The city survived many centuries and generations of conflicts, wars and different rulers. Wine has been a powerful currency of the region since the beginning. Saint Emilion and Pomerol represent some of the most expressive and expensive wines in the world. We learned a lot about the governing nuances of the Right Bank wine region, as well as the winemaking process.

Every corner has a wine merchant, where you can taste the wines of Saint Emilion, Pomerol, other sub regions as well as Left Bank labels. If you are wine lover…this is heaven.

One of our favorite places on the planet is Carmel, CA. However, after visiting Saint Emilion, I believe we have now expanded our list by one more location. Staying within the village itself was really a special experience.

Exploring Saint Emilion
The village postal carrier.  Sharing expresso and delivering the mail.
The village postal carrier. Sharing expresso and delivering the mail.
Twenty First Year Reflections

2008 was an interesting year. We sent out a Christmas card that featured every kid, including the dog - with a photo from their respective hospital visits. We themed the card that year - “Got Co-Pay?”

Emma was a planned version. Removing of tonsils. She was in and out and on the mend thanks to ice cream and ginger ale (old time remedies). Olivia was not a planned version, she wiped out on her bike and broke both arms. I don’t know how one does that, but she did. I am not sure she has ridden a bike since.

Spencer also was not planned. It did involve a bike, but that was not included in an accident. He was riding his bike and had his leg in a funny position - not normal. Deb asked him what was wrong and he said his leg hurt. So, we took him to the doctors…and low and behold, his leg had come out of socket. Similar to the Bo Jackson injury. The doctor told us we needed immediate surgery or he could have a potential blood vessel rupture due to circulation flow in and around the joint! That was a special “oh shit” moment.
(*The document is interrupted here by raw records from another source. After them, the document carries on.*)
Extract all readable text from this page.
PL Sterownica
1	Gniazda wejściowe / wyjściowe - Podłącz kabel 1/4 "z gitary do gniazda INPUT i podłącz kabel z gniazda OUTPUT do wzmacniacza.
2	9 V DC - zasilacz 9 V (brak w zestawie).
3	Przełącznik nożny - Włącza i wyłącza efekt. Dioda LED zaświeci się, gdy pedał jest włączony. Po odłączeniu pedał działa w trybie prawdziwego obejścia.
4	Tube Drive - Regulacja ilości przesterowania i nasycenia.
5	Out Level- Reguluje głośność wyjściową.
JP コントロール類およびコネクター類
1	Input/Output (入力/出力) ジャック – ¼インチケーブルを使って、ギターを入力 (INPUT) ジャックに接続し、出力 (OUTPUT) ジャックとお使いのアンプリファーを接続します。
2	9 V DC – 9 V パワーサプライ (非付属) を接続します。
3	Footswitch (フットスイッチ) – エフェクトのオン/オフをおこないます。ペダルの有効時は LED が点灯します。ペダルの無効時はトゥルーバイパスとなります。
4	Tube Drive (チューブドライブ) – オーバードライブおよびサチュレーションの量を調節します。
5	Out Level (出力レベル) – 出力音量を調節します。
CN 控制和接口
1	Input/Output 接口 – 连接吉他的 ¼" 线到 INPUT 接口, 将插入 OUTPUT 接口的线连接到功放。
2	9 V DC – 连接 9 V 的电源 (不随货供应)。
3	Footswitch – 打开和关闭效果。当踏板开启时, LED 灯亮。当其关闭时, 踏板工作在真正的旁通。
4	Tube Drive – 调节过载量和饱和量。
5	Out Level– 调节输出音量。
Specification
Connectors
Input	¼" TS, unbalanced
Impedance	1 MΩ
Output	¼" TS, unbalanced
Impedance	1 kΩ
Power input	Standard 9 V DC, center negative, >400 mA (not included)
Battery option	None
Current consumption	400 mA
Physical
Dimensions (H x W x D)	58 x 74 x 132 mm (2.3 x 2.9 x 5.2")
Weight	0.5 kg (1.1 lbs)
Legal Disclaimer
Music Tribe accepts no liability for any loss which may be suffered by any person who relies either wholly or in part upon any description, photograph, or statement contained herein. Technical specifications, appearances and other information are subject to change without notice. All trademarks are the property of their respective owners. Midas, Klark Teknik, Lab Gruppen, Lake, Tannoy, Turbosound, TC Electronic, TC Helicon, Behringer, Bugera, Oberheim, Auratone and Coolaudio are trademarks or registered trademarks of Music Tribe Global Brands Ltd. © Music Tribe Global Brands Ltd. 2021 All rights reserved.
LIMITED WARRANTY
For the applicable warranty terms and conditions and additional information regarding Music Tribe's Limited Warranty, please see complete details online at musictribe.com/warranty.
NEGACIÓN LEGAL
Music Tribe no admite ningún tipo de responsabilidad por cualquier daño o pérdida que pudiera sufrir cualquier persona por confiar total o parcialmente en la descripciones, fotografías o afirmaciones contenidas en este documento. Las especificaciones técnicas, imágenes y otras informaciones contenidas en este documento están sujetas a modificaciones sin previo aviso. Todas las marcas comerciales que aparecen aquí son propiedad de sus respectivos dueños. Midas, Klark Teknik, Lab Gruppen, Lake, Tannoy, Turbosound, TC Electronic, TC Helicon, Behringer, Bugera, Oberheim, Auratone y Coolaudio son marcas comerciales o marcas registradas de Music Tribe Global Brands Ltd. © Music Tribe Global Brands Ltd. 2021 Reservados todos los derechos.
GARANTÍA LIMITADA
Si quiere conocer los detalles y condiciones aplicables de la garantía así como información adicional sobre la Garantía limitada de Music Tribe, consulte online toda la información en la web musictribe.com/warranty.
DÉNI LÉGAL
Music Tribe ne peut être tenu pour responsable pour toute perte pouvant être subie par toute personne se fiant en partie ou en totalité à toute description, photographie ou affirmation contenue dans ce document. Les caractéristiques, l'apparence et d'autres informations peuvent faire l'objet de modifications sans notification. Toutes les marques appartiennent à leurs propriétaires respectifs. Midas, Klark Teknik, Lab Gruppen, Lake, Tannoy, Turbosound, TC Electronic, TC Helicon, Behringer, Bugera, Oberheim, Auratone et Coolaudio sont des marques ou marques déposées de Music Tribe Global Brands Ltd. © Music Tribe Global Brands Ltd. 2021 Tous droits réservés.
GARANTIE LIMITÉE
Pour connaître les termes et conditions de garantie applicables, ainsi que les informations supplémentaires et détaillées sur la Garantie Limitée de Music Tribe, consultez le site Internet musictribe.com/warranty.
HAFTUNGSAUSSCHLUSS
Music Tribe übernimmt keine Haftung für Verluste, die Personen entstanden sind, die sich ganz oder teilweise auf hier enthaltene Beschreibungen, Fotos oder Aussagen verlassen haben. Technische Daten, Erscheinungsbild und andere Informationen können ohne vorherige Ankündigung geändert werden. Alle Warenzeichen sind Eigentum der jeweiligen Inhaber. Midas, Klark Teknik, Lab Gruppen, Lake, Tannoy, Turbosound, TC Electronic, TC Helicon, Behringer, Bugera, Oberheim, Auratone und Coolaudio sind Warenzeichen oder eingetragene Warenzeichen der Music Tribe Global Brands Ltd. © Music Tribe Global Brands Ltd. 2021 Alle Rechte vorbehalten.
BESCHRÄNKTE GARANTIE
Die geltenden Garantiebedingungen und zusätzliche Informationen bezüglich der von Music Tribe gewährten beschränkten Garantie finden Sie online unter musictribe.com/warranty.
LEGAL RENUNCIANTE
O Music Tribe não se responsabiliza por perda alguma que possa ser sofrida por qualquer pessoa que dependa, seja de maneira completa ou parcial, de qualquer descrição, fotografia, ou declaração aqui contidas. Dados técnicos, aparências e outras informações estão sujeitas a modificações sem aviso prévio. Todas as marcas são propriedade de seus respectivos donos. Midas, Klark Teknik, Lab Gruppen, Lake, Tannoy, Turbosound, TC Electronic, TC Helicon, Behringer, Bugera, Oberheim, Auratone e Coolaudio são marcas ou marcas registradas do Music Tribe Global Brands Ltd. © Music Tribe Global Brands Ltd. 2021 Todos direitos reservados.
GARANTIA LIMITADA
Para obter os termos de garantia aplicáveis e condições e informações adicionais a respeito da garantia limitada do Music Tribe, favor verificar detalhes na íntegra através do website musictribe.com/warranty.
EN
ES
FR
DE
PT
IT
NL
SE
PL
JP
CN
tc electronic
Evidently, boys going through puberty can have those kinds of things happen. Unbeknownst to us…we were one of the lucky families to have that occur. So, off to surgery we go. Spencer gets a screw in his leg to hold the hip in place. And a leg cast to go with it. So, we are now up to three casts in the house at the same time.

And then later that year we are in Tahoe and Greta - our Weimaraner - runs after a stick into the lake and yelps. She comes out of the water on three legs and won’t walk on one of her legs. I look down and one of her toes was pointing side ways. Not good.

We take her to an emergency vet in Reno…who suggests amputation. Not good. So, we ask her to splint and bandage the leg/paw and give us pain drugs until we can take her to our vet back home (3 hours way and we are on summer vacation)… Oh, and a Weimaraner weighs about 85 lbs. Dead weight on pain pills 850 lbs.

We finally get home, our vet fixes the dislocation (not a break) and puts Greta in a cast, with a cone of shame for 4 weeks. The goal is to see if the cast will not be eaten before 4 weeks is up. Worse than a kid at this point.

So, we end the year with 4 casts, two surgeries and a lot of pain medication. Parents wine habits started to pick up in 2008. The Children’s Hospital sent a holiday card that year. We believe we were on an observation list as well. We were now officially on a first name basis.

The Foodie Parts

We met up with Charly at a local wine merchant and explored the nuances of Right Bank varietals. While we were tasting, a couple from Singapore was also tasting. They had purchased a 1959 Premier Right Bank wine (didn’t catch the label), but let’s just say it cost a shit load!

We struck up a conversation and they were in the wine business in Singapore and Shenzhen, China. The hottest asian markets for Bordeaux wines. Ironically we got to talking about everyone’s favorite subject here - Trump tariffs. China is threatening to slap 15% tariffs on American wines. Bordeaux is smiling.

The things you learn in wine shops…

After a day of tasting and a big lunch, we settled on an in-room experience from the local store.  Keeping things simple.
After a day of tasting and a big lunch, we settled on an in-room experience from the local store. Keeping things simple.
Imagine living in the 14th century and this was your view.
Imagine living in the 14th century and this was your view.